Ayu bangkit, menelungkupkan kepalanya di atas meja seraya mengumpat. Sialan! Dia sudah lama menunggu lelaki tampan yang akan membuatnya selamat dari nasib buruk. Lalu bunyi perutnya kembali terdengar dan meraung-raung. Di tengah bunyi riuh perutnya itu ia mendengar langkah-langkah kaki saling bersahutan.
"Mudah-mudahan orangnya masih ada ya, Pak Dok."
"Kamu ini, tahu gitu disuruh ke rumah aja langsung."
Ayu penasaran. Karena itulah ia mendongak dan mendapat dua sosok yang berjalan ke arahnya. Satunya masih sama seperti terakhir kali ia melihatnya, seorang lagi adalah orang yang paling ingin ia hindari. Orang yang masih sama seperti beberapa waktu lalu ia melihatnya. Kini sosok itu berbalut kemeja dimana lengannya sudah digulung hingga siku, rambutnya di sugar ke belakang, ia masih setampan dan sekaya dalam ingatannya. Beruntung sekali perempuan yang bersanding dengannya...
"Mbak, maaf harus menunggu lama. Dokter Irvan harus rapat..."
Ia mematung begitu mendengar nama itu disebut. Ia tak lagi mendengar kelanjutannya, dan rasanya tak ingin mendengar apa-apa. Lalu kesadaran untuk segera menjauhi mereka berdua terlintas begitu saja.
"Mbak Ayu..."
Tanpa berpikir panjang, ia berbalik dan mengerahkan tenaga untuk berlari menjauh. Dapat didengarnya mereka berdua berteriak me manggil ia untuk kembali, disusul derap langkah yang mengejarnya di belakang. Dalam kondisinya yang menahan lapar, ia rupanya masih dapat berpikir. Begitu melihat gang gelap di depannya, ia masuk. Menyusuri jalanan sempit itu, berlari kian memasuki kawasan pemukiman yang padat. Ia memutuskan untuk bersembunyi di semak-semak yang ada di beranda salah satu rumah.
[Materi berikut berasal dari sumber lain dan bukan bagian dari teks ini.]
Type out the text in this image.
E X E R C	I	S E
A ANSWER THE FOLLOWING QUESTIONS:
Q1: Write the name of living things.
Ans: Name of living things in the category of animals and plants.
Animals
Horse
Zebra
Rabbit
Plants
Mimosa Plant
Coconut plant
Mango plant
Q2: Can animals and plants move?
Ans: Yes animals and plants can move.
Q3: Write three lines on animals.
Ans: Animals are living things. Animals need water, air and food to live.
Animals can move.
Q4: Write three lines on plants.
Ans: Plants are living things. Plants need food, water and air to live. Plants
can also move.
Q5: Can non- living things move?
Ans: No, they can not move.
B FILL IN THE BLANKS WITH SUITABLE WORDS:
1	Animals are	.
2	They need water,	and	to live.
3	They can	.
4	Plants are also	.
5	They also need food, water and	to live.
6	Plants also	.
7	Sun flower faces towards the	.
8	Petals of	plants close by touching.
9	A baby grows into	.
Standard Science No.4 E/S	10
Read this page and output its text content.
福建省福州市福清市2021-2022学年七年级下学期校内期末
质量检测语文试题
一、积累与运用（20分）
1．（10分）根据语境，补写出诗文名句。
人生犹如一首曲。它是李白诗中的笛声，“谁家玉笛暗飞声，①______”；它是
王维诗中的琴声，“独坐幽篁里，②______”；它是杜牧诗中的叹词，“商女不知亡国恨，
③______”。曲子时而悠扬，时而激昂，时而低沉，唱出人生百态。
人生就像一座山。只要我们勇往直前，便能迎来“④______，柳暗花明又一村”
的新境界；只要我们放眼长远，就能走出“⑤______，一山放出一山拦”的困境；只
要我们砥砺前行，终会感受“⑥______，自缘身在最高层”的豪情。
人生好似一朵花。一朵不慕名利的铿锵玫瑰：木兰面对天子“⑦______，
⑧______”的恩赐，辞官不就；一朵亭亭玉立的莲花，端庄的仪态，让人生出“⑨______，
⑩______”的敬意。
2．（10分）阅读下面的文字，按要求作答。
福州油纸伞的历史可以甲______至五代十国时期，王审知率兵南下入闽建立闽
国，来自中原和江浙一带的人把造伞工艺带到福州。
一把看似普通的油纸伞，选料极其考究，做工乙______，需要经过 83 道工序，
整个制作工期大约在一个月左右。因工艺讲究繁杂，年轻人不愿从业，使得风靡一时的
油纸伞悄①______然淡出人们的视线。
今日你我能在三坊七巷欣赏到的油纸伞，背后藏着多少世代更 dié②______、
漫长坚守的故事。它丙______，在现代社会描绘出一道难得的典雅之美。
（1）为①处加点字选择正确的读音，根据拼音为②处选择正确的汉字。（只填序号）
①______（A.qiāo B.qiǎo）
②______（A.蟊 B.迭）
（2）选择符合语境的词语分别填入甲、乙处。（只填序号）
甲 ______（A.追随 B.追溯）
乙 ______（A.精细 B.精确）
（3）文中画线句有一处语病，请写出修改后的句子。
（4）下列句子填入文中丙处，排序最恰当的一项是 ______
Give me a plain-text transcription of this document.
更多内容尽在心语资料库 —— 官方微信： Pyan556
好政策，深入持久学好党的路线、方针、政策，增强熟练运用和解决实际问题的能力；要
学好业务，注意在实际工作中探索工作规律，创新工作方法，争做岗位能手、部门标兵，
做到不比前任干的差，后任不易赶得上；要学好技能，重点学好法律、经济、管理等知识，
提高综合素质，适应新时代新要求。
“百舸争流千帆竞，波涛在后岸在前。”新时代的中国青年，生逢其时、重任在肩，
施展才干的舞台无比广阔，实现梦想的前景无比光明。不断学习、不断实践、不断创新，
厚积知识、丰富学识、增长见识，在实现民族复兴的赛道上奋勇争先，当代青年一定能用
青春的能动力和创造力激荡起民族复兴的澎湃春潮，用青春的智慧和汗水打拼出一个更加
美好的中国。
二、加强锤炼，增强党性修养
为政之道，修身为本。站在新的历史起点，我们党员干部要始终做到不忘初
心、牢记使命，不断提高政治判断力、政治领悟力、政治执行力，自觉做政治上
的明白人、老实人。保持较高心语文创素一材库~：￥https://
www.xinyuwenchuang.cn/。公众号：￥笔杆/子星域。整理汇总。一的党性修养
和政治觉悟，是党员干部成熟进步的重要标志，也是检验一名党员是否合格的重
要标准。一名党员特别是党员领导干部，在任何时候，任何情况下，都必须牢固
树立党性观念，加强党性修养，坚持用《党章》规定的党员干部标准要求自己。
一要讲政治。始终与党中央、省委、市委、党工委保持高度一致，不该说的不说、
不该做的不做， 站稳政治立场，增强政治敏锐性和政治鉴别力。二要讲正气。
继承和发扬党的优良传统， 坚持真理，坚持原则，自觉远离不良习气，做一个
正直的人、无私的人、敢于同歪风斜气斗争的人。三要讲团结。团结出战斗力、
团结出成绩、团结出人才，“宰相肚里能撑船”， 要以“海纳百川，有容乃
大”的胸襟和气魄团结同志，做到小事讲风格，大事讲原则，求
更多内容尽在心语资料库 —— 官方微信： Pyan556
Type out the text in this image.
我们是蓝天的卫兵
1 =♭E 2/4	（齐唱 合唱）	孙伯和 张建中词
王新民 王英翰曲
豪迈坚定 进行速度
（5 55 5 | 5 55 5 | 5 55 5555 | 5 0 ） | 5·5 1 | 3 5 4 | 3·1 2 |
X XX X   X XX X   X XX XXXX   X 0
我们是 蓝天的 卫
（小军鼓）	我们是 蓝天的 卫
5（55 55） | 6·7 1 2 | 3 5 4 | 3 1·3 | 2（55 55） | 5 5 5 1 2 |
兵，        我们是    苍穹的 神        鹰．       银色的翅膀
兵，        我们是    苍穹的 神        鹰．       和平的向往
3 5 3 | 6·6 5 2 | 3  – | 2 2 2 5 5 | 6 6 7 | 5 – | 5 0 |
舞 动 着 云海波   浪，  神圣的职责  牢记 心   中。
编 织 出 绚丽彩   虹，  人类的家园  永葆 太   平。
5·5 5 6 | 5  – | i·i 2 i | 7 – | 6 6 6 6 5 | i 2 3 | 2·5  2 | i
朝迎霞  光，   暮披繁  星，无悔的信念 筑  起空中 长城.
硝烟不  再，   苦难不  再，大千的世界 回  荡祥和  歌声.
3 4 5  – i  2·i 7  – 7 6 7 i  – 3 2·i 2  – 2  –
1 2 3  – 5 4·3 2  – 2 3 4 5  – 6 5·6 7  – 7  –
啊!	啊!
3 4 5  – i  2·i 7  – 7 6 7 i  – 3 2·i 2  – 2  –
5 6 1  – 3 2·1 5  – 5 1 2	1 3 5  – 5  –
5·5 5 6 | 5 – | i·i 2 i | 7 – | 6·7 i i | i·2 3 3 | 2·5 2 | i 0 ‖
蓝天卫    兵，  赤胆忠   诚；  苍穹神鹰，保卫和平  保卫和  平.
Sembari meredakan deru napasnya, ia merutuk. Selama ini ia selalu menghindari tempat-tempat yang memungkinkan ia terlihat oleh orang-orang yang ada di masa lalunya. Akan ditaruh dimana harga dirinya jika tertangkap basah seperti barusan. Tapi hari ini memang hari tersialnya. Lalu rasa laparnya kian tak tertahankan. Seluruh dunianya menggelap. Bagus, akhirnya ia benar-benar akan mati kelaparan.
***
Lama sekali ndak nulis di wattpad. So, rasanya mau tahu, para pembaca—kalo masih ada, di lapak ini dari kota mana ajaaaa? Kabarnya juga gimana?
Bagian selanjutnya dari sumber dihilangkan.